Elena would never know if she imagined it or not, but she would swear on her life that Elijah thundered darkly under his breath, "The bastard," and he seemed genuinely angry on Caroline's behalf, even though he hardly knew her. The moment soon passed though, Elijah tilting his head to watch the whirling landscape. "Your life is very eventful, isn't it?" the Original mused sardonically with a raised brow.
The laugh that bubbled up was raw and self-deprecating. "Oh, you don't know the half of it. But having people like Caroline, like Bonnie and Jeremy and Matt and Ric -and Damon when he's not being an idiot- who I rely on and who rely on me in turn...it makes it easier. It's why I'd do anything to protect them." Elena glanced at him out of the corner of her eye, adding, "Including making deals with Original vampires, even if they don't ever end how I'd like them to."

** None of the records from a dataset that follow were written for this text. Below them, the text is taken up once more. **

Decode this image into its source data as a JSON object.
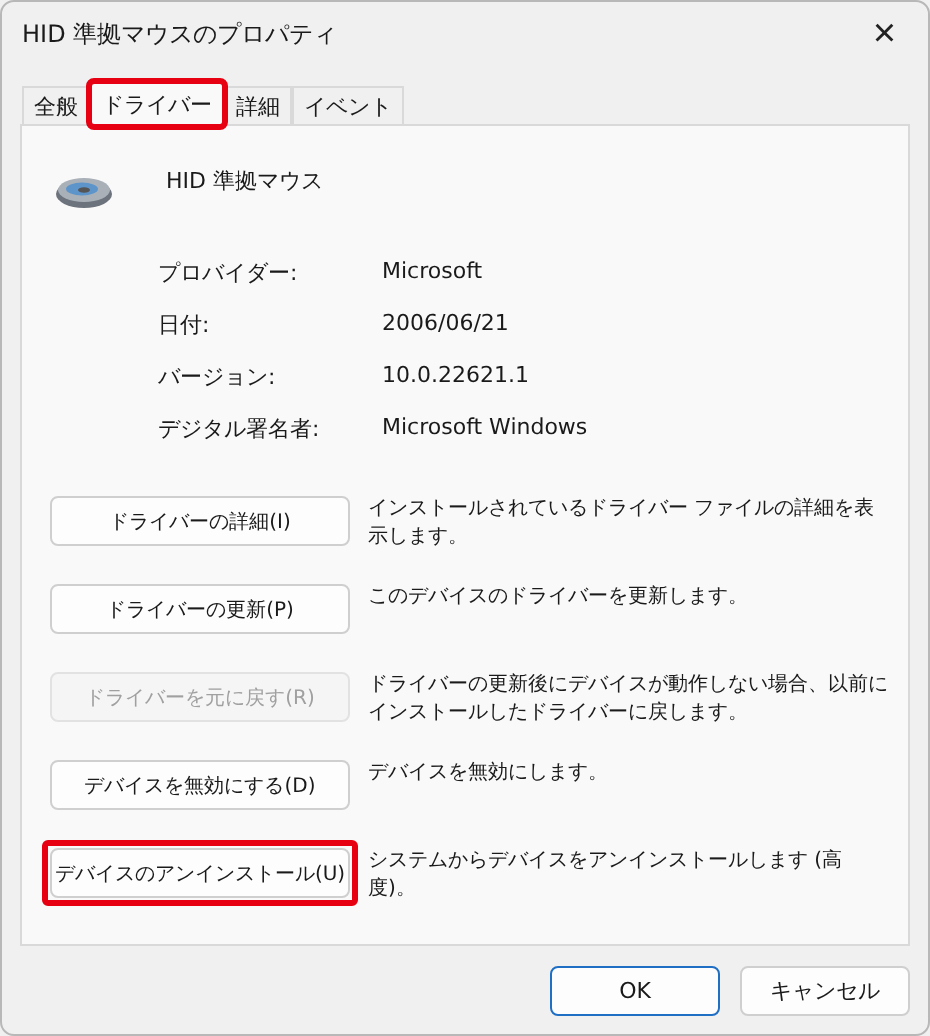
{
  "window": {
    "title": "HID 準拠マウスのプロパティ",
    "close": "×"
  },
  "tabs": [
    {
      "label": "全般",
      "selected": false,
      "highlighted": false
    },
    {
      "label": "ドライバー",
      "selected": true,
      "highlighted": true
    },
    {
      "label": "詳細",
      "selected": false,
      "highlighted": false
    },
    {
      "label": "イベント",
      "selected": false,
      "highlighted": false
    }
  ],
  "device": {
    "name": "HID 準拠マウス"
  },
  "properties": [
    {
      "label": "プロバイダー:",
      "value": "Microsoft"
    },
    {
      "label": "日付:",
      "value": "2006/06/21"
    },
    {
      "label": "バージョン:",
      "value": "10.0.22621.1"
    },
    {
      "label": "デジタル署名者:",
      "value": "Microsoft Windows"
    }
  ],
  "actions": [
    {
      "button": "ドライバーの詳細(I)",
      "description": "インストールされているドライバー ファイルの詳細を表示します。",
      "disabled": false,
      "highlighted": false
    },
    {
      "button": "ドライバーの更新(P)",
      "description": "このデバイスのドライバーを更新します。",
      "disabled": false,
      "highlighted": false
    },
    {
      "button": "ドライバーを元に戻す(R)",
      "description": "ドライバーの更新後にデバイスが動作しない場合、以前にインストールしたドライバーに戻します。",
      "disabled": true,
      "highlighted": false
    },
    {
      "button": "デバイスを無効にする(D)",
      "description": "デバイスを無効にします。",
      "disabled": false,
      "highlighted": false
    },
    {
      "button": "デバイスのアンインストール(U)",
      "description": "システムからデバイスをアンインストールします (高度)。",
      "disabled": false,
      "highlighted": true
    }
  ],
  "footer": {
    "buttons": [
      {
        "label": "OK",
        "kind": "default"
      },
      {
        "label": "キャンセル",
        "kind": "normal"
      }
    ]
  }
}
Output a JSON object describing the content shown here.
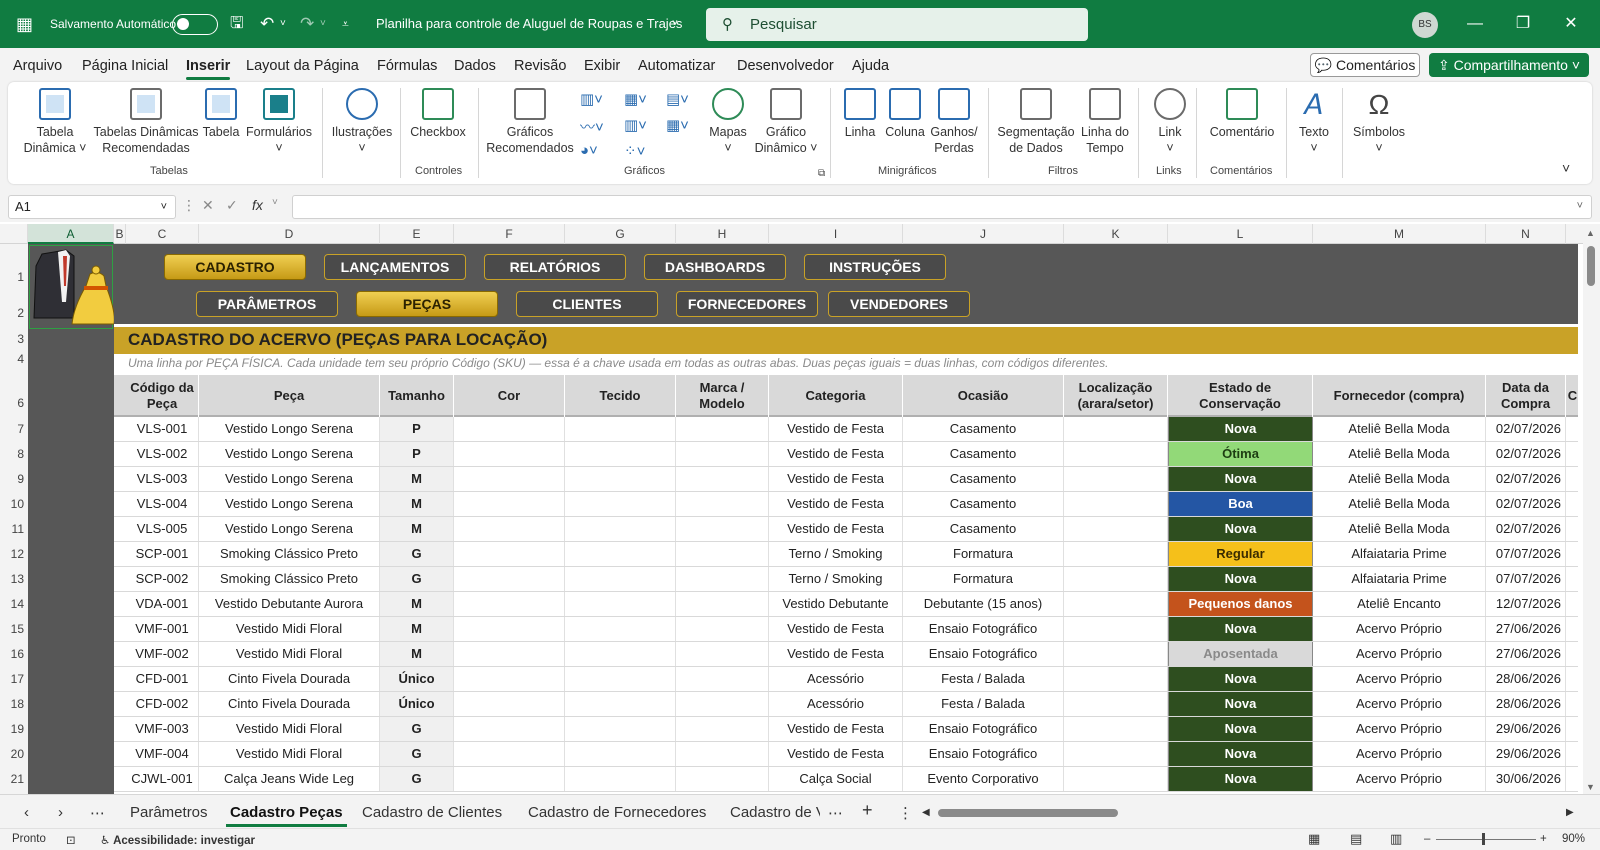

He indulged her. "What would you have preferred?"
"I would have been good with a handshake, or a coffee," Elena supplied. "Nothing says 'Thank you for sacrificing your life so my brother can break his crazy curse' more than a chai latte with extra whipped cream."
"I'll keep that in mind for next time."
"You do that."
Hunger. There was hunger in him. Gnawing, biting, clawing. Shredding, ripping, tearing. He felt it on the inside so he recreated it on the outside, in the victims who fell at his sharp fangs, a never-ending trail of blood and remorse in equal measure.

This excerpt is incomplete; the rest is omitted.